Still, the numbers we’re adding to our dashboard, stoked by the very contagious Delta variant, represent a preventable tragedy. Nearly all cases — 89% in July — and virtually all hospitalizations and deaths are occurring among adults who, for various reasons, haven’t been fully vaccinated — or vaccinated at all, in most cases.

Breakthrough infections of fully vaccinated people will occur because no vaccine is 100% effective, but in those cases vaccination greatly reduces the chances of severe illness and death. 

At ADHS, we strive every day to help Arizonans take steps that improve their health and wellness as well as the health and wellness of those around them. We have worked nonstop to make safe, free and highly effective COVID-19 vaccines as widely available and easily accessible as possible. If you want to protect yourself, your family, and your community against COVID-19 you can get vaccinated today at hundreds of providers around the state

If you have children younger than 12 who can’t yet be vaccinated, you can help protect them by making sure every eligible person in your household is fully vaccinated. 
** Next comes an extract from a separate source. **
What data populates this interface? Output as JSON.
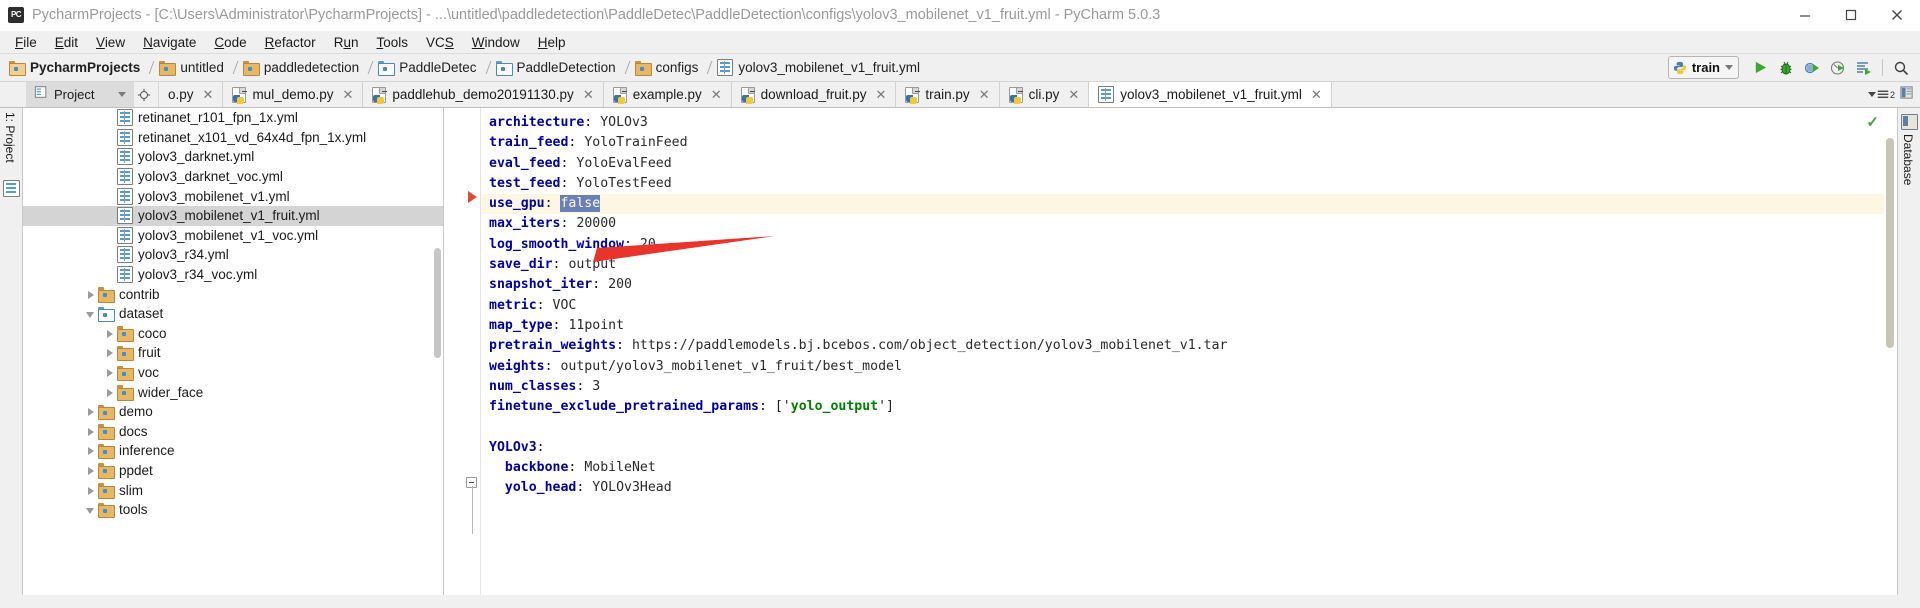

If you aren’t fully vaccinated, you should be wearing a mask around anyone who doesn’t live with you. That said, the surest protection is getting vaccinated. I’ve been glad to see the number of COVID-19 vaccine doses administered rise in recent weeks, but we have a long way to go as we build community protection. 

COVID-19 is now a pandemic of the unvaccinated. If you are basing your decision to not be vaccinated on social media claims, I urge you to seek your doctor’s advice. I don’t want to see more people get seriously ill, go into the hospital or die from COVID-19. In almost every case today, it is preventable with vaccination.